Pays de la Loire : les parcs de loisirs inquiets par l'extension du pass sanitaire

Dès le 21 juillet, le pass sanitaire, vaccination ou test négatif récent, sera obligatoire pour accéder aux lieux de loisirs et de culture. Un véritable casse-tête pour les établissements recevant du public.
Doué la Fontaine et passe sanitaire : le parc doit se réorganiser
Doué la Fontaine et passe sanitaire : le parc doit se réorganiser © France Télévisions

Parcs zoologiques, parcs d'attraction, jardins, tous ces lieux très prisés du public durant l'été doivent s'organiser en urgence pour répondre aux nouvelles mesures sanitaires annoncées le 12 juillet dernier, par Emmanuel Macron.

A compter du 21 juillet, le pass sanitaire, test covid négatif ou attestation de vaccination, sera exigé dans les lieux de loisirs et de culture réunissant plus de 50 personnes, pour tous les visiteurs à partir de 18 ans. Un délai est accordé jusqu'au 30 août pour les jeunes de 12 à 17 ans.

En pleine saison touristique, le délai est impossible à tenir pour le Bioparc de Doué, qui accueille 240 000 visiteurs par an.

"La vérification du pass sanitaire va rallonger de trois à quatre fois le temps nécessaire pour accueillir le public. Nos équipes ne sont pas formées pour demander l’identité et le passe sanitaire du public et ils ne sont pas assez nombreux pour le faire", explique ainsi François Gay, directeur du Bioparc.
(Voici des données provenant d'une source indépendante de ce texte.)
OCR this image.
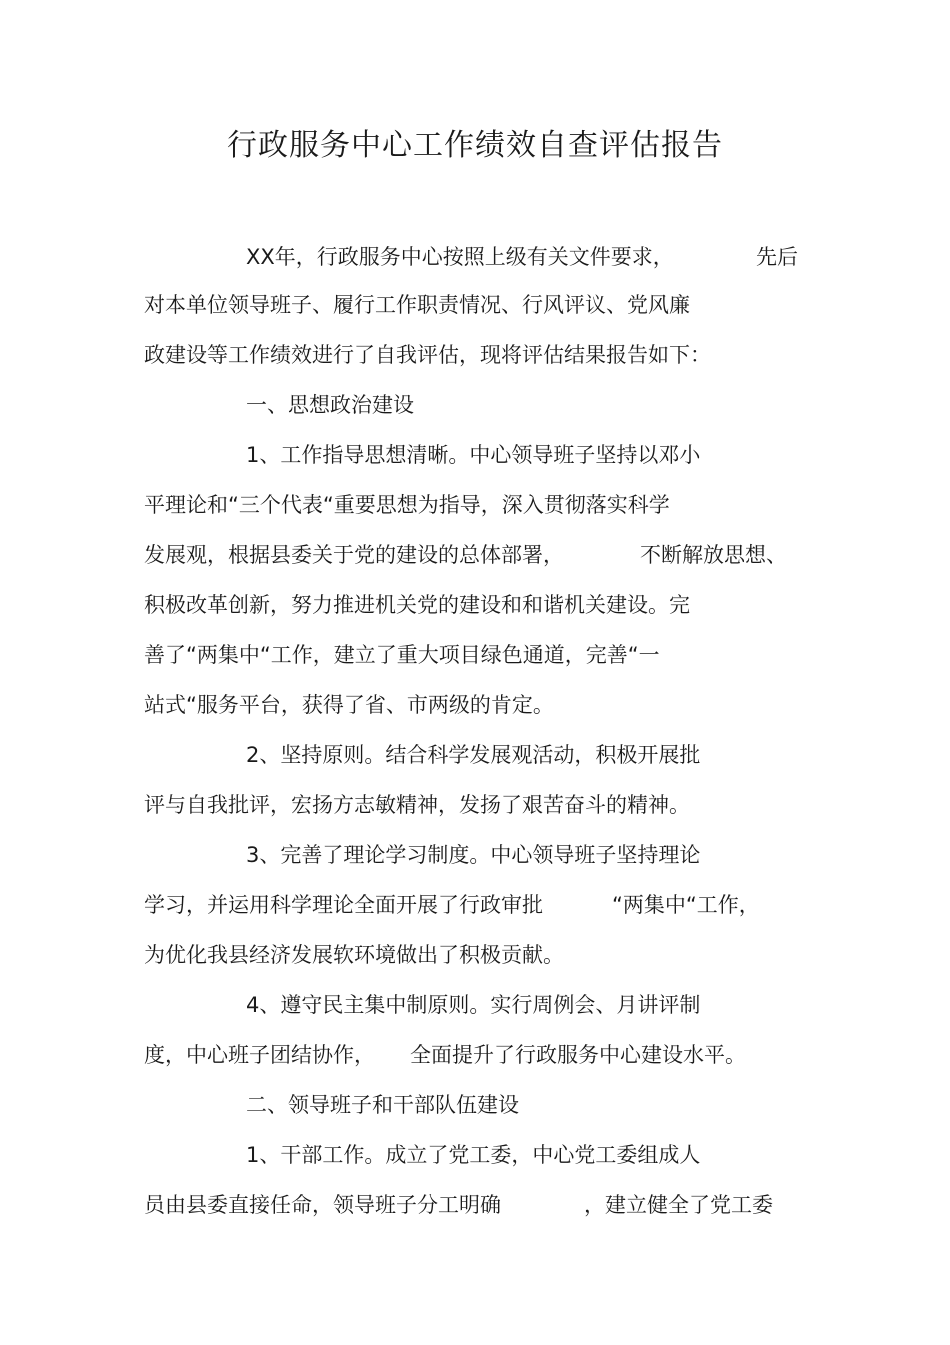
行政服务中心工作绩效自查评估报告

XX年，行政服务中心按照上级有关文件要求，	先后

对本单位领导班子、履行工作职责情况、行风评议、党风廉

政建设等工作绩效进行了自我评估，现将评估结果报告如下：

一、思想政治建设

1、工作指导思想清晰。中心领导班子坚持以邓小

平理论和“三个代表“重要思想为指导，深入贯彻落实科学

发展观，根据县委关于党的建设的总体部署，	不断解放思想、

积极改革创新，努力推进机关党的建设和和谐机关建设。完

善了“两集中“工作，建立了重大项目绿色通道，完善“一

站式“服务平台，获得了省、市两级的肯定。

2、坚持原则。结合科学发展观活动，积极开展批

评与自我批评，宏扬方志敏精神，发扬了艰苦奋斗的精神。

3、完善了理论学习制度。中心领导班子坚持理论

学习，并运用科学理论全面开展了行政审批	“两集中“工作，

为优化我县经济发展软环境做出了积极贡献。

4、遵守民主集中制原则。实行周例会、月讲评制

度，中心班子团结协作， 全面提升了行政服务中心建设水平。

二、领导班子和干部队伍建设

1、干部工作。成立了党工委，中心党工委组成人

员由县委直接任命，领导班子分工明确	，建立健全了党工委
Un coup fatal pour de nombreux parcs animalier

Sébastien Laurent, directeur du parc zoologique de la Boissière du Doré en Loire-Atlantique dénonce une mesure aux conséquences catastrophiques pour les parcs animaliers. 

"Les prises de rendez-vous pour les vaccinations sont saturées, les visiteurs ne pourront pas se faire vacciner avant à la fin de la saison estivale. Dans les territoires ruraux, les capacités des laboratoires ne sont pas suffisantes pour tester des centaines voire des milliers de visiteurs qui ne le seraient pas avant leur venue dans ces régions", écrit-il dans un courrier adressé aux élus et à la presse.
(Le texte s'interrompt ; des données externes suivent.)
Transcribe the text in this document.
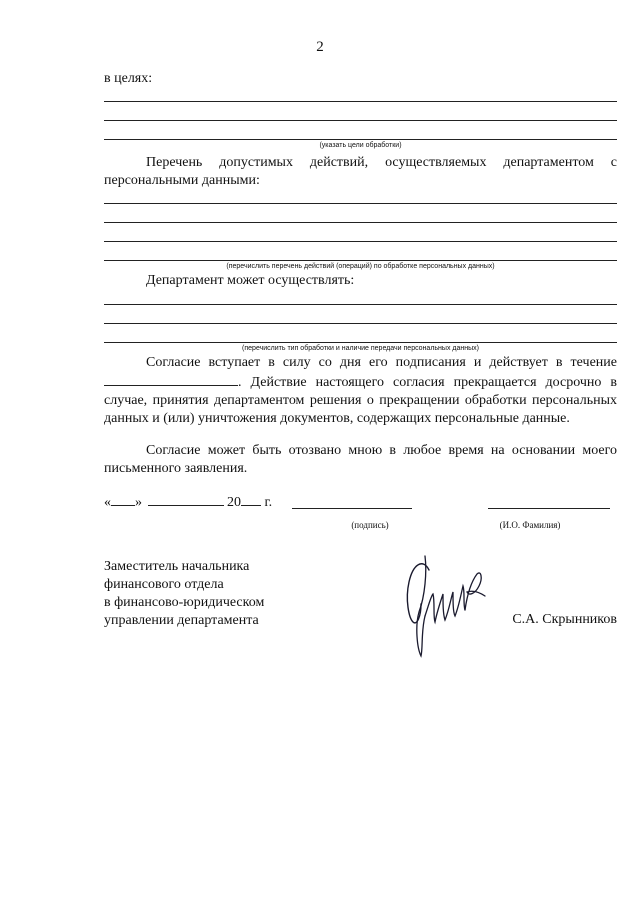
2
в целях:
(указать цели обработки)
Перечень допустимых действий, осуществляемых департаментом с персональными данными:
(перечислить перечень действий (операций) по обработке персональных данных)
Департамент может осуществлять:
(перечислить тип обработки и наличие передачи персональных данных)
Согласие вступает в силу со дня его подписания и действует в течение . Действие настоящего согласия прекращается досрочно в случае, принятия департаментом решения о прекращении обработки персональных данных и (или) уничтожения документов, содержащих персональные данные.
Согласие может быть отозвано мною в любое время на основании моего письменного заявления.
« »	20 г.
(подпись)	(И.О. Фамилия)
Заместитель начальника
финансового отдела
в финансово-юридическом
управлении департамента	С.А. Скрынников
"Nous recevons déjà de nombreux appels pour des annulations car certains membres de la famille ayant initialement prévu une visite ne sont pas encore vaccinés ou pas totalement. Ceci risque de conduire à une baisse de notre fréquentation de 50 à 70% sur les deux mois à venir", souligne Sébastien Laurent.

Il s'inquiète aussi du coût financier : "la mise en place de cette mesure dès le 21 juillet 2021 engendrera des pertes sans précédent de 30 à 70% de notre chiffre d’affaires annuel. Ceci va être dramatique pour notre profession".

Aujourd’hui, c’est un coup qui sera fatal à de nombreux parcs animaliers.

L'association des parcs zoologiques a saisi le Conseil d'Etat. Elle demande que l'application de cette nouvelle mesure sanitaire soit reportée au 15 septembre.

Même son de cloche au parc aquatique "Atlantic toboggan" situé à Saint-Hilaire-de-Riez en Loire Atlantique. "Cela va être catastrophique", confie, en colère, la directrice, Peggy Geslin. Alors que le début de saison a été mitigé en raison d'une météo capricieuse, la direction s'attend à une baisse des entrées du parc. "On ne sait pas comment vont réagir les clients", s'inquiète la directrice. 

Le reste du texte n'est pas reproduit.